Tshombe's popularity was low to begin with. He is widely regarded in Africa as a tool of European colonialism and the murderer of the Congo's first Prime Minister, Patrice Lumumba. Lumumba has become one of the greatest heroes of African nationalism and the martyr of the Congo's fight for independence.

During the violent, disorderly days of the Congo rebellion at the end of 1960, when Tshombe was President of the secessionist Katanga province, Lumumba was captured by the forces of the central government, headed by President Joseph Kasavubu. In January, 1961, Lumumba was flown to Katanga. A few days later, a report came from Tshombe's Katanga government that Lumumba had escaped and had been killed by tribesmen. Most African nationalists, to say nothing of the rest of the world, have never believed this story. This February, when Tshombe was trying to overcome hostilities and win support before returning to the Congo, he reiterated in an interview with the French journal Pourquoi Pas that he had nothing to do with Lumumba's death. This time he claimed that Lumumba was dead when his plane arrived in Elisabethville.

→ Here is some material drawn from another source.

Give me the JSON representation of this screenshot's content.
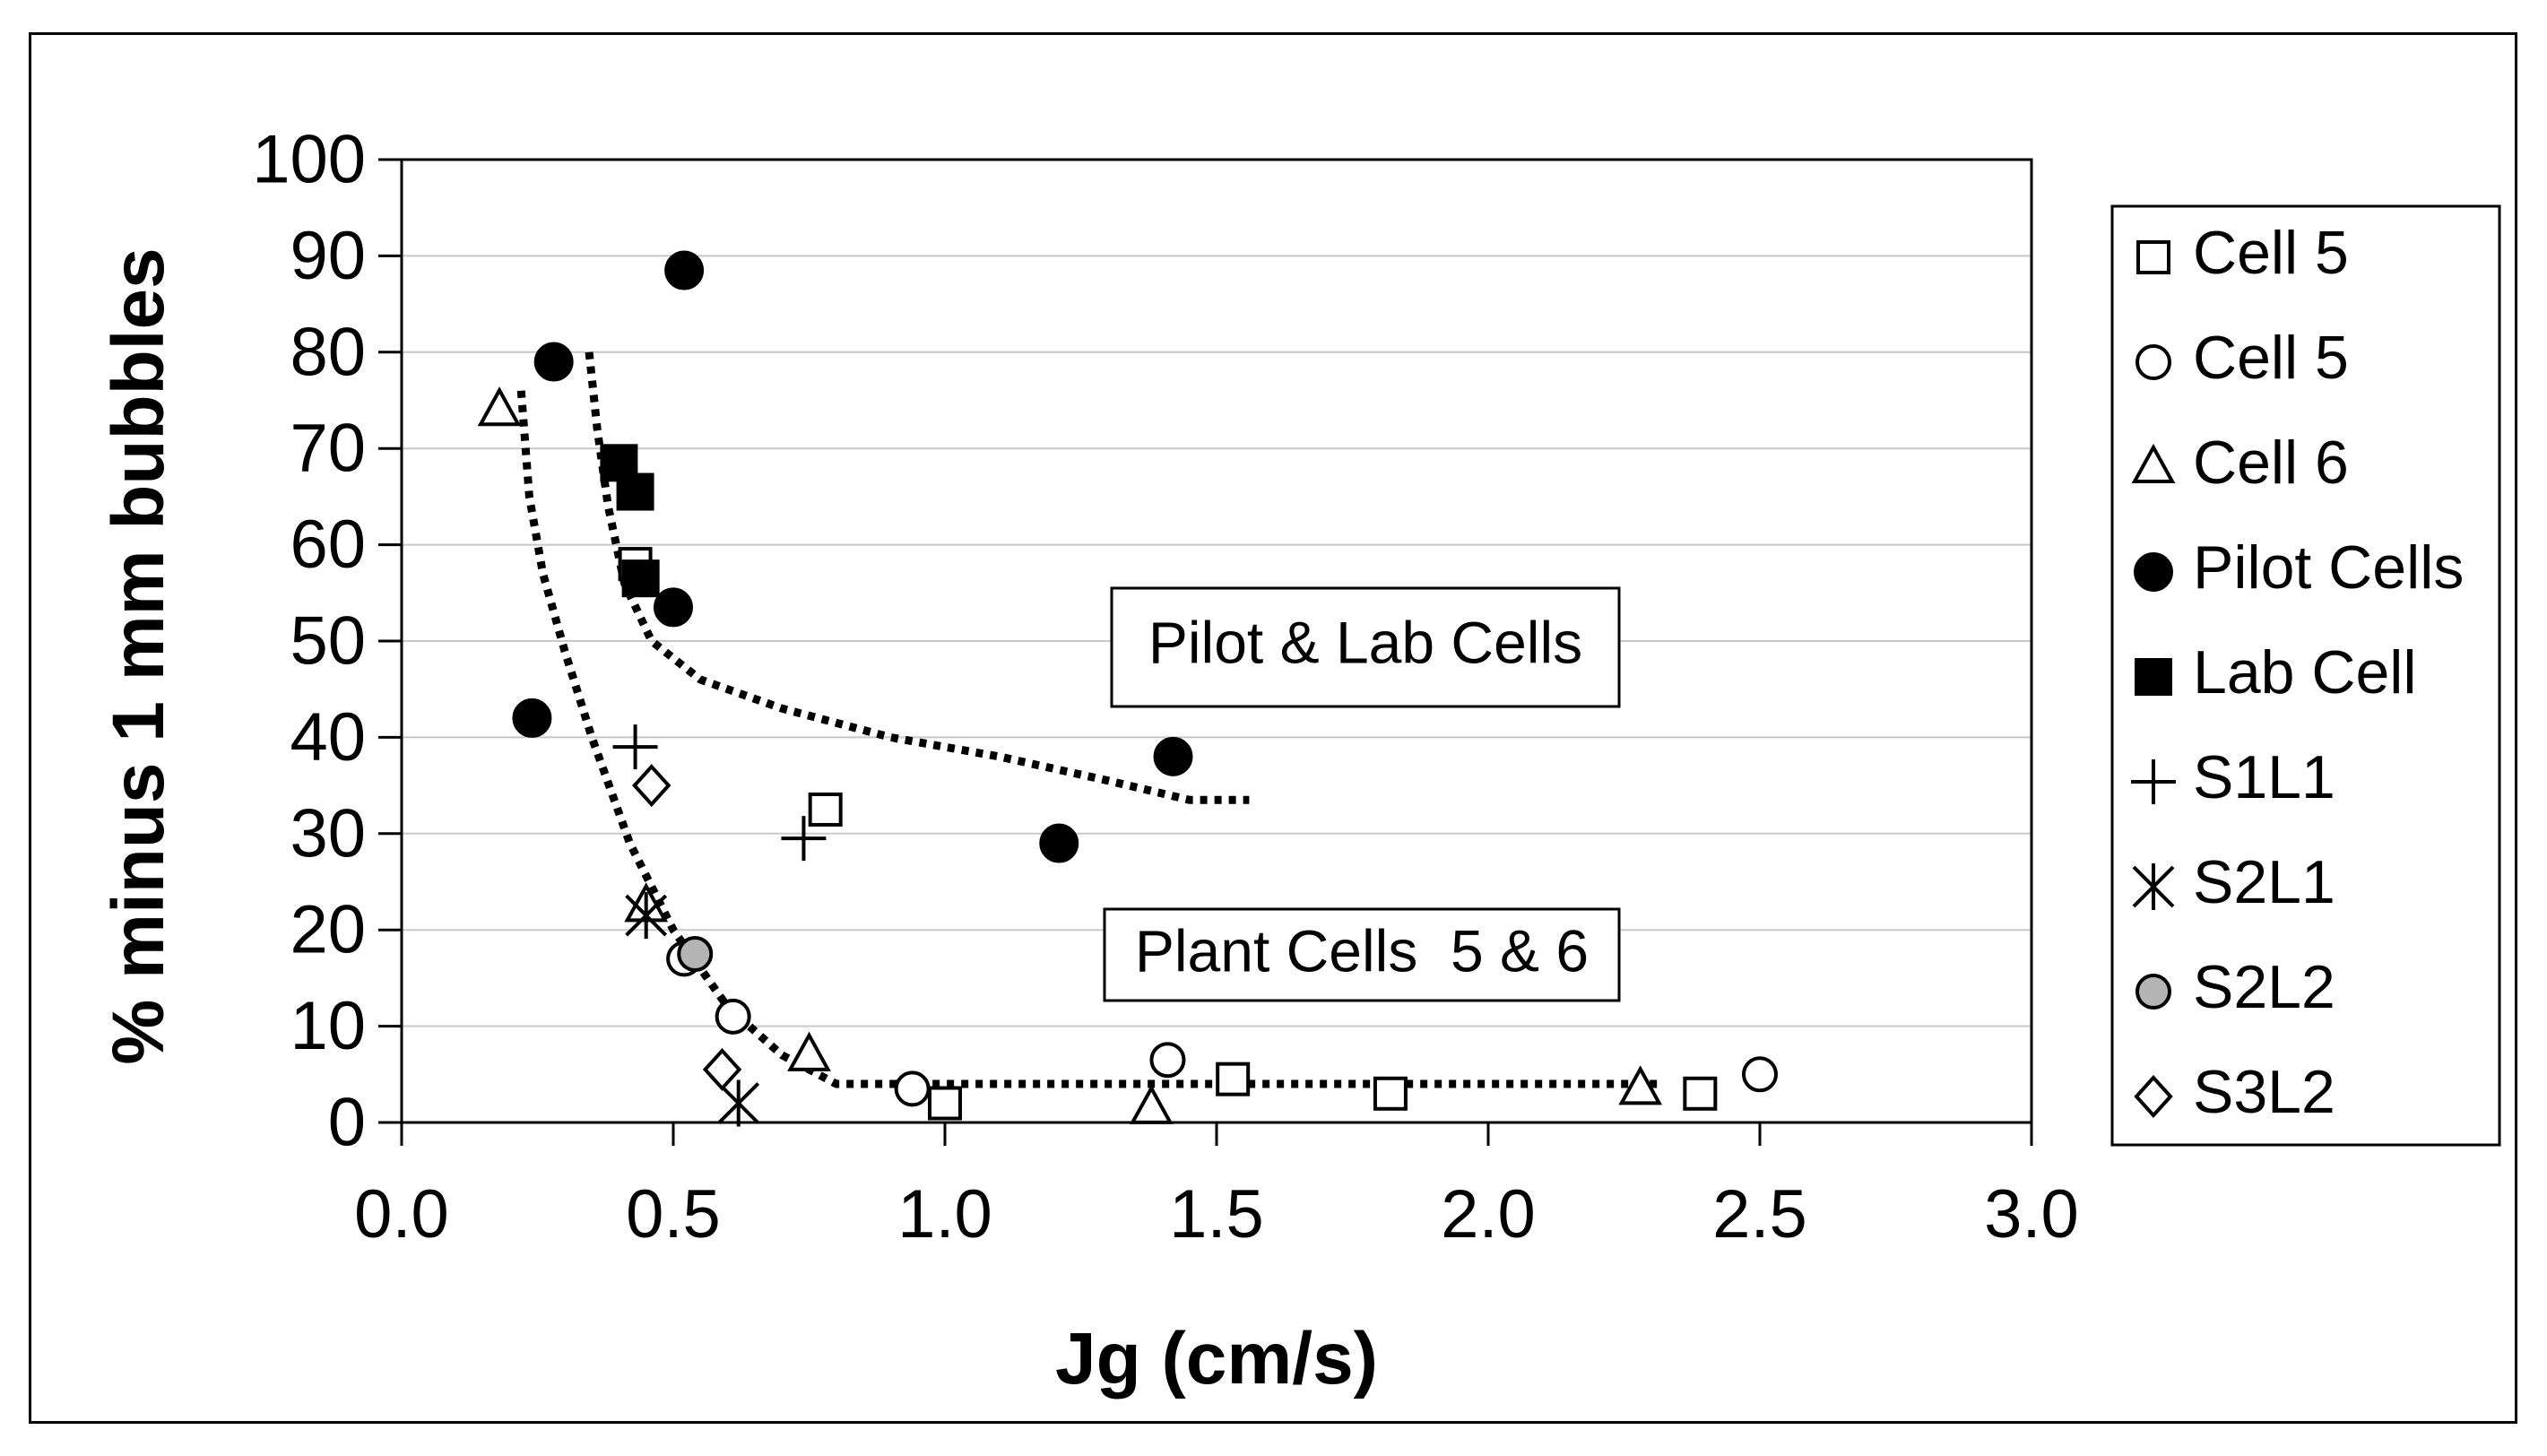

A United Nations committee established to investigate Lumumba's death presented quite a different version of the incident on November 14, 1961. It reported that all available evidence indicated that Lumumba and two colleagues were killed on January 17, 1961, "after their arrival in a villa not far from Elisabethville and in all probability in the presence of high officials of the Government Katanga Province, namely, Mr. Tshombe, Mr. Munongo, and Mr. Kibwe; and the escape story was staged."

The committee found President Kasavubu also responsible for handing Lumumba and his colleagues over to Katanga authorities who were obviously "their bitterest enemies."

The world has been much quicker to forgive Kasavubu than Tshombe. But Tshombe has a uniquely broad base of unpopularity. The Congo became independent on June 30, 1960. Within days, troops of the Force Publique began a series of violent acts against European residents and their property. On July 11, Belgian paratroopers arrived to protect Belgian civilians and touched off a widespread revolt by Congolese troops against their European officers. At the same time, Tshombe announced that his province of Katanga had seceded from the Congo. He immediately called in Belgian troops to maintain order and protect him from the national government.

Katanga was not just another province. As then constituted, it produced two thirds of the world's cobalt and was the fifth largest producer of copper; it was an important source of uranium and industrial diamonds; it provided sixty per cent of the Congo's income.

Finance in Katanga

Katango's mines are run by a few giant, foreign-controlled companies, the largest of which is the Union Miniere de Haut Katanga. Tshombe had always worked closely with the Belgian financial interests. The financial interests, in turn, enthusiastically supported Katanga's secession. The secession could easily be seen as a move to destroy an independent Congo, supported by Belgian troops serving the interests of Belgian capitalists.

Tshombe certainly tied himself very closely to these Belgian interests. Years before independence, when Lumumba, Kasavubu and other Congolese political leaders were organizing nationalist groups, Tshombe spent most of his time cultivating good relationships with the Belgians. In January, 1960, when Tshombe and other Congolese leaders attended the Brussels conference that decided on Congolese independence, even the Belgian press criticized Tshombe sharply for his involvement with unsavory financial interests.

During the pre-independence elections, the Union Miniere gave money to Tshombe's campaign. But this has little significance because the company gave money to every one who looked as if he might gain power, including Tshombe's main opponent, Jason Sendwe, and even Patrice Lumumba.